In their meetings after that, the client would discreetly slip the money into Will’s pocket. Chambers gives a few reasons as to why clients might prefer to pay for friends. “When currency is exchanged, it reduces barriers to connection and creates an expectation of beneficial social connection,” he says. Chambers adds that, with the exchange of money, people can expect a social exchange to be regular and socially satisfying.
While Will’s interaction might seem wholesome to some, others have been more inclined to see RentAFriend as immoral. Jack Ramage of Screen Shot writes that: “this service is at best distasteful and at worst exploitative”. Ramage goes on to say that RentAFriend puts ‘a paywall on friendship’, and that it leaves “those lonely enough but rich enough to afford it out of pocket, and those who are struggling financially out of the loop”.
Navarro agrees, to an extent. “I do feel like it was exploitative. Everyone who messaged me had either undertones of loneliness or of desperation. There are really vulnerable people that are just going to give away their money.”

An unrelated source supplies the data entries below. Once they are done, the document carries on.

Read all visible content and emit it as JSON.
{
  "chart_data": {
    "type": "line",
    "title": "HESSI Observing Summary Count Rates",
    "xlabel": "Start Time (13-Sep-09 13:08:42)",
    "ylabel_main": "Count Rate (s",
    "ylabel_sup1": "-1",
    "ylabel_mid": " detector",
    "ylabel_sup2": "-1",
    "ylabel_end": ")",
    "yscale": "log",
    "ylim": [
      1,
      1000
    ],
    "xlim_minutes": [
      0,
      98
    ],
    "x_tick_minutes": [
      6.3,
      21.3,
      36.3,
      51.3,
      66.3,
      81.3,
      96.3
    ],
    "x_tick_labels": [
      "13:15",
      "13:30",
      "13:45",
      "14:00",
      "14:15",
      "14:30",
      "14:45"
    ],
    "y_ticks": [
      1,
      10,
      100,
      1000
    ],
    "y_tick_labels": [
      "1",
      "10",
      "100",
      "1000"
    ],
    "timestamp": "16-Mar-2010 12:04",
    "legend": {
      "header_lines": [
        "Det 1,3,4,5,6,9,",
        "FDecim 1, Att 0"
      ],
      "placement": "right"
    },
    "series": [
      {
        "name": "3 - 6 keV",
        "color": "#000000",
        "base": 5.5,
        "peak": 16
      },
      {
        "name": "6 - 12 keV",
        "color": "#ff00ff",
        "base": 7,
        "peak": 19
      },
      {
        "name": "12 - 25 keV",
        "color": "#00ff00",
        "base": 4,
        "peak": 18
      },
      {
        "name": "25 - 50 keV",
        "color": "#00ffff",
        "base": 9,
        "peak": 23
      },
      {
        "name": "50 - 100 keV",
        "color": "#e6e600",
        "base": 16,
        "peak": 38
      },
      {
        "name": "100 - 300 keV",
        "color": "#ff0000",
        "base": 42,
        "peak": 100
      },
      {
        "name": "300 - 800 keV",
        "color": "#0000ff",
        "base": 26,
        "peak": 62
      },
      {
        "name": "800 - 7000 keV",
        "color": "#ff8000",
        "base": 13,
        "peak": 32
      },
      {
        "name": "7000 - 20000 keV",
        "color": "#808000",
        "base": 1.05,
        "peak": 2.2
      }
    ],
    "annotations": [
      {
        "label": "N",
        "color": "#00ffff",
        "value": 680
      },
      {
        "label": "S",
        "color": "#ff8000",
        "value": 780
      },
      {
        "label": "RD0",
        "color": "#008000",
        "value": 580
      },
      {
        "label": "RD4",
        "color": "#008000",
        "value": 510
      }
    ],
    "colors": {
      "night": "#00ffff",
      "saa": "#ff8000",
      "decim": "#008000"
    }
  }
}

Will, originally, was uncomfortable with the premise of RentAFriend. “At first, I thought it was completely immoral,” he says. He was being paid to do nothing, which he didn’t like. Will has a kind, open face. He’s got an easy, wide smile and he’s talkative, too. “I’d be friends with them for free. It didn’t feel right.”

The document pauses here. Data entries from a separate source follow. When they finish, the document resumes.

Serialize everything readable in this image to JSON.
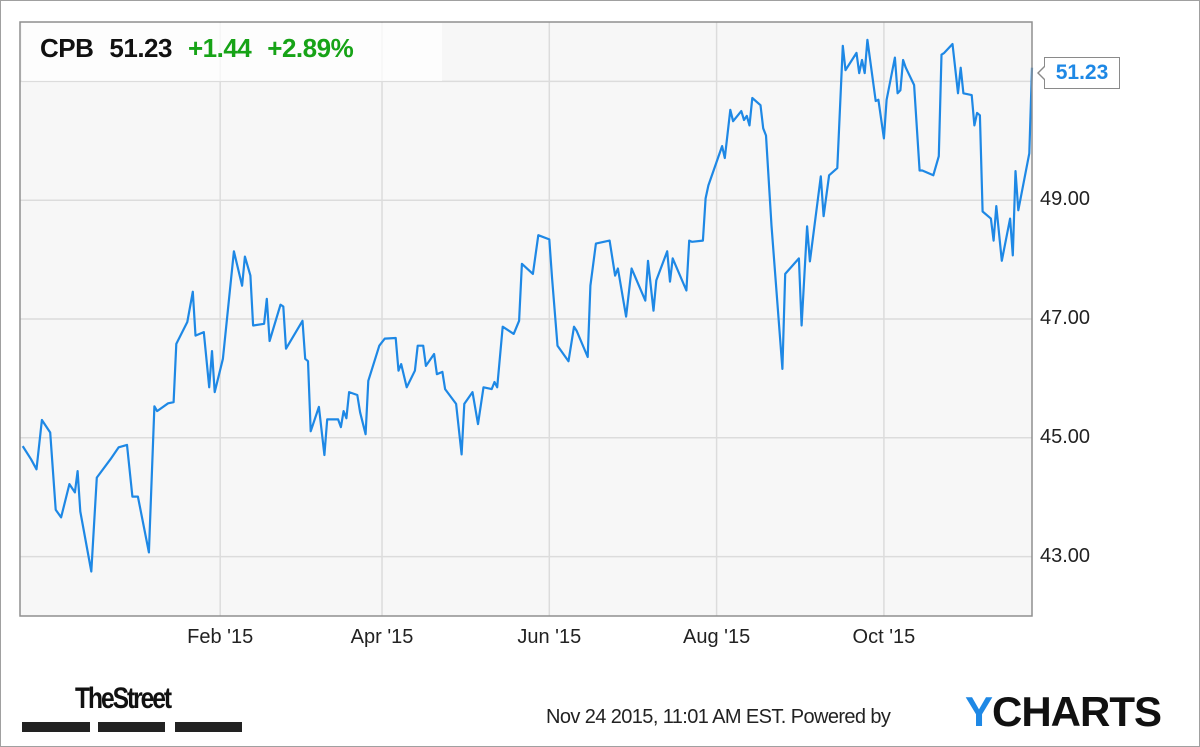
{
  "header": {
    "symbol": "CPB",
    "price": "51.23",
    "change": "+1.44",
    "change_pct": "+2.89%"
  },
  "colors": {
    "line": "#1e88e5",
    "positive": "#17a317",
    "plot_bg": "#f7f7f7",
    "grid": "#dcdcdc"
  },
  "footer": {
    "publisher_logo": "TheStreet",
    "timestamp": "Nov 24 2015, 11:01 AM EST.",
    "powered_by": "Powered by",
    "brand_logo_first": "Y",
    "brand_logo_rest": "CHARTS"
  },
  "chart_data": {
    "type": "line",
    "title": "",
    "xlabel": "",
    "ylabel": "",
    "grid": true,
    "xlim": [
      "2014-11-20",
      "2015-11-24"
    ],
    "ylim": [
      42,
      52
    ],
    "yticks": [
      43,
      45,
      47,
      49,
      51
    ],
    "ytick_labels": [
      "43.00",
      "45.00",
      "47.00",
      "49.00"
    ],
    "xticks": [
      "2015-02-01",
      "2015-04-01",
      "2015-06-01",
      "2015-08-01",
      "2015-10-01"
    ],
    "xtick_labels": [
      "Feb '15",
      "Apr '15",
      "Jun '15",
      "Aug '15",
      "Oct '15"
    ],
    "last_value_label": "51.23",
    "series": [
      {
        "x": [
          "2014-11-21",
          "2014-11-24",
          "2014-11-26",
          "2014-11-28",
          "2014-12-01",
          "2014-12-03",
          "2014-12-05",
          "2014-12-08",
          "2014-12-10",
          "2014-12-11",
          "2014-12-12",
          "2014-12-16",
          "2014-12-18",
          "2014-12-23",
          "2014-12-26",
          "2014-12-29",
          "2014-12-31",
          "2015-01-02",
          "2015-01-06",
          "2015-01-08",
          "2015-01-09",
          "2015-01-13",
          "2015-01-15",
          "2015-01-16",
          "2015-01-20",
          "2015-01-22",
          "2015-01-23",
          "2015-01-26",
          "2015-01-28",
          "2015-01-29",
          "2015-01-30",
          "2015-02-02",
          "2015-02-06",
          "2015-02-09",
          "2015-02-10",
          "2015-02-12",
          "2015-02-13",
          "2015-02-17",
          "2015-02-18",
          "2015-02-19",
          "2015-02-23",
          "2015-02-24",
          "2015-02-25",
          "2015-03-03",
          "2015-03-04",
          "2015-03-05",
          "2015-03-06",
          "2015-03-09",
          "2015-03-11",
          "2015-03-12",
          "2015-03-16",
          "2015-03-17",
          "2015-03-18",
          "2015-03-19",
          "2015-03-20",
          "2015-03-23",
          "2015-03-24",
          "2015-03-26",
          "2015-03-27",
          "2015-03-31",
          "2015-04-02",
          "2015-04-06",
          "2015-04-07",
          "2015-04-08",
          "2015-04-10",
          "2015-04-13",
          "2015-04-14",
          "2015-04-16",
          "2015-04-17",
          "2015-04-20",
          "2015-04-21",
          "2015-04-23",
          "2015-04-24",
          "2015-04-28",
          "2015-04-30",
          "2015-05-01",
          "2015-05-04",
          "2015-05-06",
          "2015-05-08",
          "2015-05-11",
          "2015-05-12",
          "2015-05-13",
          "2015-05-15",
          "2015-05-19",
          "2015-05-21",
          "2015-05-22",
          "2015-05-26",
          "2015-05-28",
          "2015-06-01",
          "2015-06-02",
          "2015-06-04",
          "2015-06-08",
          "2015-06-10",
          "2015-06-11",
          "2015-06-15",
          "2015-06-16",
          "2015-06-18",
          "2015-06-23",
          "2015-06-25",
          "2015-06-26",
          "2015-06-29",
          "2015-07-01",
          "2015-07-06",
          "2015-07-07",
          "2015-07-09",
          "2015-07-10",
          "2015-07-14",
          "2015-07-15",
          "2015-07-16",
          "2015-07-21",
          "2015-07-22",
          "2015-07-23",
          "2015-07-27",
          "2015-07-28",
          "2015-07-29",
          "2015-08-03",
          "2015-08-04",
          "2015-08-06",
          "2015-08-07",
          "2015-08-10",
          "2015-08-11",
          "2015-08-12",
          "2015-08-13",
          "2015-08-14",
          "2015-08-17",
          "2015-08-18",
          "2015-08-19",
          "2015-08-21",
          "2015-08-25",
          "2015-08-26",
          "2015-08-31",
          "2015-09-01",
          "2015-09-03",
          "2015-09-04",
          "2015-09-08",
          "2015-09-09",
          "2015-09-11",
          "2015-09-14",
          "2015-09-16",
          "2015-09-17",
          "2015-09-21",
          "2015-09-22",
          "2015-09-23",
          "2015-09-24",
          "2015-09-25",
          "2015-09-28",
          "2015-09-29",
          "2015-10-01",
          "2015-10-02",
          "2015-10-05",
          "2015-10-06",
          "2015-10-07",
          "2015-10-08",
          "2015-10-09",
          "2015-10-12",
          "2015-10-14",
          "2015-10-15",
          "2015-10-19",
          "2015-10-21",
          "2015-10-22",
          "2015-10-23",
          "2015-10-26",
          "2015-10-28",
          "2015-10-29",
          "2015-10-30",
          "2015-11-02",
          "2015-11-03",
          "2015-11-04",
          "2015-11-05",
          "2015-11-06",
          "2015-11-09",
          "2015-11-10",
          "2015-11-11",
          "2015-11-13",
          "2015-11-16",
          "2015-11-17",
          "2015-11-18",
          "2015-11-19",
          "2015-11-23",
          "2015-11-24"
        ],
        "y": [
          44.86,
          44.64,
          44.47,
          45.3,
          45.09,
          43.79,
          43.66,
          44.22,
          44.08,
          44.44,
          43.76,
          42.75,
          44.33,
          44.64,
          44.84,
          44.88,
          44.01,
          44.01,
          43.07,
          45.53,
          45.45,
          45.58,
          45.6,
          46.58,
          46.95,
          47.46,
          46.72,
          46.78,
          45.85,
          46.46,
          45.77,
          46.33,
          48.14,
          47.56,
          48.05,
          47.73,
          46.89,
          46.92,
          47.34,
          46.63,
          47.24,
          47.21,
          46.5,
          46.97,
          46.33,
          46.29,
          45.11,
          45.52,
          44.71,
          45.31,
          45.31,
          45.18,
          45.45,
          45.33,
          45.77,
          45.72,
          45.43,
          45.06,
          45.96,
          46.55,
          46.67,
          46.68,
          46.13,
          46.24,
          45.85,
          46.13,
          46.55,
          46.55,
          46.21,
          46.41,
          46.07,
          46.11,
          45.82,
          45.57,
          44.72,
          45.57,
          45.77,
          45.23,
          45.85,
          45.82,
          45.94,
          45.85,
          46.87,
          46.75,
          46.97,
          47.93,
          47.76,
          48.41,
          48.34,
          47.68,
          46.55,
          46.29,
          46.87,
          46.8,
          46.36,
          47.56,
          48.27,
          48.32,
          47.73,
          47.85,
          47.04,
          47.85,
          47.31,
          47.98,
          47.14,
          47.65,
          48.14,
          47.63,
          48.02,
          47.48,
          48.32,
          48.3,
          48.32,
          49.03,
          49.25,
          49.91,
          49.71,
          50.52,
          50.33,
          50.5,
          50.35,
          50.42,
          50.26,
          50.72,
          50.6,
          50.21,
          50.09,
          48.57,
          46.16,
          47.76,
          48.02,
          46.89,
          48.56,
          47.97,
          49.4,
          48.73,
          49.42,
          49.54,
          51.6,
          51.19,
          51.48,
          51.14,
          51.36,
          51.14,
          51.7,
          50.67,
          50.69,
          50.04,
          50.69,
          51.4,
          50.8,
          50.85,
          51.36,
          51.23,
          50.94,
          49.5,
          49.5,
          49.42,
          49.74,
          51.45,
          51.48,
          51.63,
          50.8,
          51.23,
          50.8,
          50.77,
          50.26,
          50.47,
          50.43,
          48.81,
          48.69,
          48.32,
          48.9,
          47.98,
          48.69,
          48.07,
          49.49,
          48.83,
          49.79,
          51.23
        ]
      }
    ]
  }
}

He felt differently after his first meetup, though. “I’m not imposing my friendship on anybody. They’re seeking it out – so they’re getting what they want and are getting a nice day, often. I always let them get in contact with me, I never approach anyone.”
And, as Will points out, there are also people using the platform who don’t struggle with loneliness in any significant way. Will met up with someone recently unable to go on holiday during the pandemic who decided to spend each day doing fun things with a different friend-for-hire. This client was an ordinary 20-year old, who fancied an adventure.
Clearly, these platforms have the potential to offer a plaster to some of the woes of modern life, from loneliness, to money worries and social anxiety. With their popularity only growing, it’s up to developers to make these spaces as safe as possible, for clients and friends-for-hire. In doing so, it could open the doors to genuine friendships.